L’enjeu aujourd’hui est de construire de nouveaux modes de relations, de faire sienne les notions de reconnaissance mutuelle – notion essentielle sur laquelle se développe la démocratie (Alex Honneth) [6] – d’égalité, de solidarité et de bienveillance. Nous parlons bien ici de penser l’autonomie de l’équipe, non celle de l’individu. Une équipe qui doit pouvoir créer de la différence, de l’altérité pour créer du mouvement et aller de l’avant. Et le numérique participe à ce “monde qui bascule”.

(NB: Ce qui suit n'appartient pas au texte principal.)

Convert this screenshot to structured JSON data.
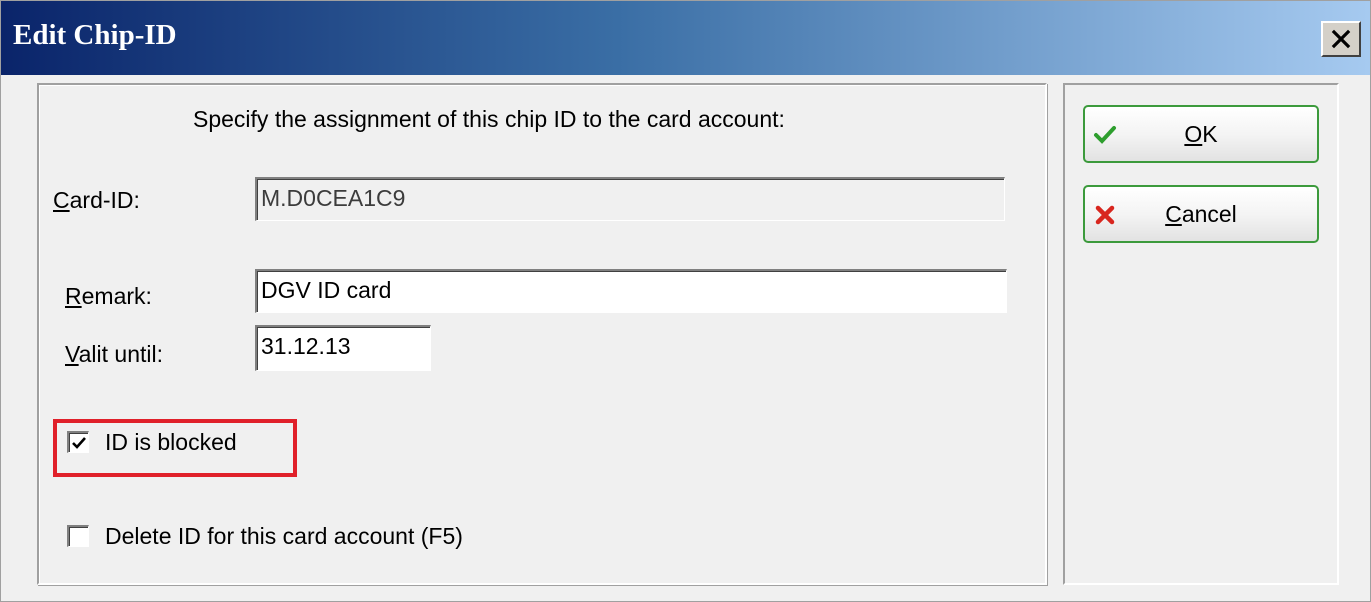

François Silva, après nous avoir proposé ces nouveaux re-pairs (reconnaissance mutuelle, respect de la personne, discussion et débat, régulation et médiation, modes de décision et de relation démocratiques), a enfin présenté une grille de lecture (voir ci-dessous) permettant de comprendre le basculement  de la modernité à la post-modernité – en reprenant les concepts développés par Michel Maffesoli.

 

François Silva

  • Professeur à Kedge Business School
  • Chercheur au Laboratoire de Recherche DICEN (Sciences de l’Information et de la Communication) du CNAM
  • Président de la Commission SIRH/Numérique de l’ANDRH
  • Vice-Président de l’IAS (Institut international de l’audit social)
  • Auteur de nombreux livres et articles sur les nouvelles technologies et la numérisation du monde
  • Plusieurs rapports sur les nouvelles pratiques sociales générées par les Nouvelles Technologies (ANDRH, CIGREF, ORSE, DDD….)

 

Article de Edith Le Gourrier et Blandine Rémiot

[1] Rapport Lemoine sur la «Transformation numérique de l’économie?», Rapport au gouvernement. 2014 . Le portail des ministères économiques et financiers.

[2] BRIERE, Thibaud et LE TEXIER Thibault. « Démocratiser l’entreprise ». Esprit, Juillet 2018.

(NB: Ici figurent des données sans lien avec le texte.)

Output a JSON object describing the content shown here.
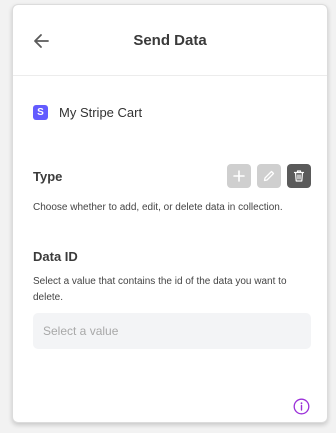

[3] GODELIER Maurice. La pratique de l’anthropologie : du décentrement à l’engagement. Presses universitaires de Lyon, décembre 2016.

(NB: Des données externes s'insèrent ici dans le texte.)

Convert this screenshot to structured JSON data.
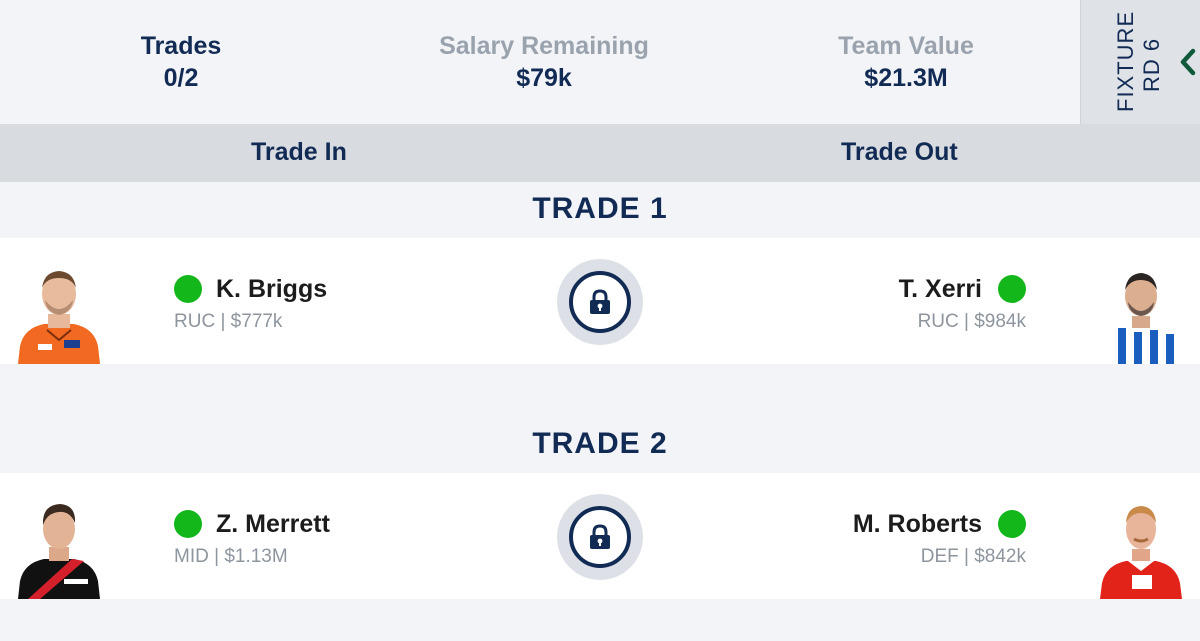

[4] WENGER, Etienne. Communauté de pratique et théorie sociale de l’apprentissage. Cambridge University Press. 1998

[5] PAYETTE, Adrien, CHAMPAGNE, Claude. Le groupe de codéveloppement professionnel. Québec : Presses de l’université du Québec. 2005

[6] CARRE, Louis, 2013. Axel Honneth: le droit de la reconnaissance. Paris : Michalon, 127 pages, le bien commun.

1 commentaire sur « Numérique et mutations sociales »

  • Merci pour ce compte-rendu. M. Silva me semble courir après Mary Parker Follet (1868-1933), citée par exemple dans le Manuel de Prospective stratégique de Michel Godet (3e édition, Tome 1, 2007, pp.33-35) :  » le rôle de l’homme le plus haut placé n’est pas de prendre des décisions pour ses subordonnées mais bien de leur apprendre comment résoudre eux-mêmes leurs problèmes. Le meilleur chef ne convainc pas ses hommes de suivre sa volonté, il leur montre ce qu’ils doivent faire pour assurer leurs responsabilités explicitement définies. Un tel dirigeant ne souhaite pas penser à la place des autres, au contraire, il les entraîne à penser par eux-mêmes ». Le tableau inspiré de Michel Maffesoli mérite aussi d’être mis en perspective. L’expérimentation, la régulation et le feed-back ont toujours été au coeur de l’expérience humaine. La post Modernité est résolument prométhéenne (transhumanisme, renouveau de la conquête spatiale…). L’humilité n’est pas vraiment son fort. Enfin, une discipline telle que la prospective, d’une vieille modernité (futur, progrès, accélération du temps), traite depuis des décennies du décentrement, des interactions avec autrui et du changement de paradigme… Elle offre au numérique une perspective temporelle bienvenue.